Simpang Empat (ANTARA) - Pemerintah Kabupaten Pasaman Barat, Sumatera Barat memberikan sejumlah penghargaan kepada masyarakat dan aparatur usai upacara peringatan Hati Ulang Tahun ke-81 RI di Simpang Empat, Senin.
Menurut Bupati Pasaman Barat Yulianto di Simpang Empat, Senin mengatakan pelaksana upacara berjalan dengan khidmat dan lancar.
"Peringatan HUT mengusung tema “Indonesia Berdaulat, Adil, dan Makmur”. Tema tersebut menjadi refleksi arah pembangunan nasional yang menekankan kemandirian bangsa, pemerataan keadilan, dan peningkatan kesejahteraan masyarakat," katanya.
Dia mengatakan usai pelaksanaan upacara, pihaknya menyerahkan sejumlah penghargaan dan bantuan kepada masyarakat maupun aparatur.
Penghargaan tersebut antara lain piagam satyalancana, remisi bagi warga binaan Lembaga Pemasyarakatan Kelas III Talu dan Lapas Kelas IIB Terbuka Pasaman, serta bantuan Korpri berupa bantuan purna tugas, bantuan duka, bantuan bagi ASN yang sakit, dan beasiswa berprestasi bagi anak ASN.

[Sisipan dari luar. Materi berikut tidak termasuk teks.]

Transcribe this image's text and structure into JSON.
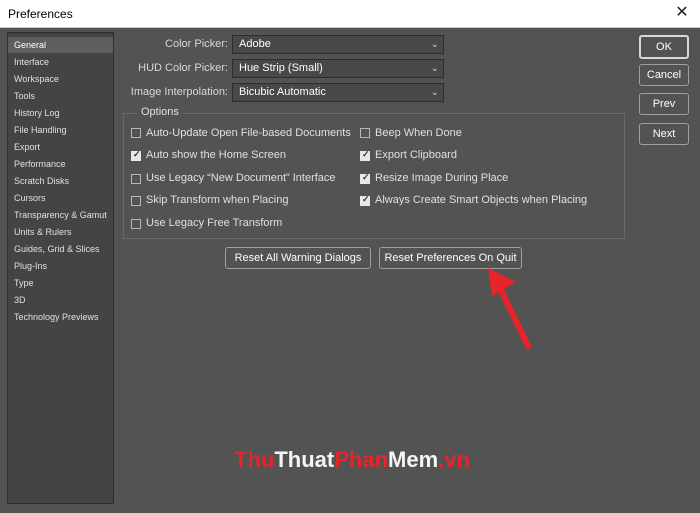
{
  "window": {
    "title": "Preferences",
    "close_symbol": "✕"
  },
  "sidebar": {
    "items": [
      {
        "label": "General",
        "selected": true
      },
      {
        "label": "Interface"
      },
      {
        "label": "Workspace"
      },
      {
        "label": "Tools"
      },
      {
        "label": "History Log"
      },
      {
        "label": "File Handling"
      },
      {
        "label": "Export"
      },
      {
        "label": "Performance"
      },
      {
        "label": "Scratch Disks"
      },
      {
        "label": "Cursors"
      },
      {
        "label": "Transparency & Gamut"
      },
      {
        "label": "Units & Rulers"
      },
      {
        "label": "Guides, Grid & Slices"
      },
      {
        "label": "Plug-Ins"
      },
      {
        "label": "Type"
      },
      {
        "label": "3D"
      },
      {
        "label": "Technology Previews"
      }
    ]
  },
  "fields": {
    "color_picker": {
      "label": "Color Picker:",
      "value": "Adobe"
    },
    "hud_color_picker": {
      "label": "HUD Color Picker:",
      "value": "Hue Strip (Small)"
    },
    "image_interpolation": {
      "label": "Image Interpolation:",
      "value": "Bicubic Automatic"
    }
  },
  "options": {
    "title": "Options",
    "left": [
      {
        "label": "Auto-Update Open File-based Documents",
        "checked": false
      },
      {
        "label": "Auto show the Home Screen",
        "checked": true
      },
      {
        "label": "Use Legacy “New Document” Interface",
        "checked": false
      },
      {
        "label": "Skip Transform when Placing",
        "checked": false
      },
      {
        "label": "Use Legacy Free Transform",
        "checked": false
      }
    ],
    "right": [
      {
        "label": "Beep When Done",
        "checked": false
      },
      {
        "label": "Export Clipboard",
        "checked": true
      },
      {
        "label": "Resize Image During Place",
        "checked": true
      },
      {
        "label": "Always Create Smart Objects when Placing",
        "checked": true
      }
    ]
  },
  "buttons": {
    "ok": "OK",
    "cancel": "Cancel",
    "prev": "Prev",
    "next": "Next",
    "reset_warnings": "Reset All Warning Dialogs",
    "reset_prefs": "Reset Preferences On Quit"
  },
  "watermark": {
    "parts": [
      "Thu",
      "Thuat",
      "Phan",
      "Mem",
      ".vn"
    ],
    "colors": [
      "#e8232a",
      "#f5f5f5",
      "#e8232a",
      "#f5f5f5",
      "#e8232a"
    ]
  },
  "colors": {
    "accent_arrow": "#e8232a",
    "background": "#535353"
  }
}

Selain itu, diserahkan penghargaan dari Kementerian Sosial kepada 310 penerima manfaat yang diterima secara simbolis oleh Wahyu Saputra atas partisipasi dalam asesmen Program ATENSI yang dilaksanakan Sentra Terpadu Pangudi Luhur.

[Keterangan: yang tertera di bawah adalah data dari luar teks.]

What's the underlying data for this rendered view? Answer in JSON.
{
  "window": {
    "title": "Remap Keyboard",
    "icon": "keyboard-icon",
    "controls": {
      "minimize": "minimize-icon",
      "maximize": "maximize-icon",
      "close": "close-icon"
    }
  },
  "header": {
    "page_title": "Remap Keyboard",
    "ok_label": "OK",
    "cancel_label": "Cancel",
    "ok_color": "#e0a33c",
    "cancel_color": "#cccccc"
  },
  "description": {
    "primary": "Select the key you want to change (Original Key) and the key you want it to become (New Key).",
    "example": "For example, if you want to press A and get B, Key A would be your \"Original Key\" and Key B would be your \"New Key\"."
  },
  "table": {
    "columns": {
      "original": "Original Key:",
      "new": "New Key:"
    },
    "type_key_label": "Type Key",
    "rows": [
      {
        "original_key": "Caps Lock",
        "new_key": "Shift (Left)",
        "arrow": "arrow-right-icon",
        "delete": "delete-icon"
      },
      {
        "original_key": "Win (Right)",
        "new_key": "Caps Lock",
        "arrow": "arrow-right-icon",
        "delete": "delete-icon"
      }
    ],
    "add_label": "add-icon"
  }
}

Bantuan sosial bidang pendidikan, dukungan melalui program tanggung jawab sosial perusahaan (CSR), serta dividen Bank Nagari juga diserahkan dalam rangkaian kegiatan tersebut.
"Penghargaan turut diberikan kepada Polisi Cilik (Pocil) dan para pelatihnya, serta atlet Pasaman Barat yang meraih prestasi pada 2026," ujar dia.
Suasana upacara semakin semarak dengan penampilan Polisi Cilik (Pocil) dan Paskibraka Pasaman Barat yang bertugas mengibarkan Sang Merah Putih. Kehadiran mereka turut memperkuat nuansa patriotisme dalam rangkaian peringatan kemerdekaan.
Dalam upacara bendera itu Bupati Pasaman Barat Yulianto bertindak sebagai inspektur upacara, sementara Komandan Upacara dipercayakan kepada Kapten Maidarlis, Danramil 07/Air Bangis.
Upacara diikuti Wakil Bupati M. Ihpan, Sekretaris Daerah Doddy San Ismail, unsur Forkopimda, instansi vertikal, TNI-Polri, pimpinan perangkat daerah, ASN, ninik mamak, bundo kanduang, tokoh masyarakat, veteran, pelajar, organisasi kemasyarakatan, serta sejumlah pemangku kepentingan lainnya.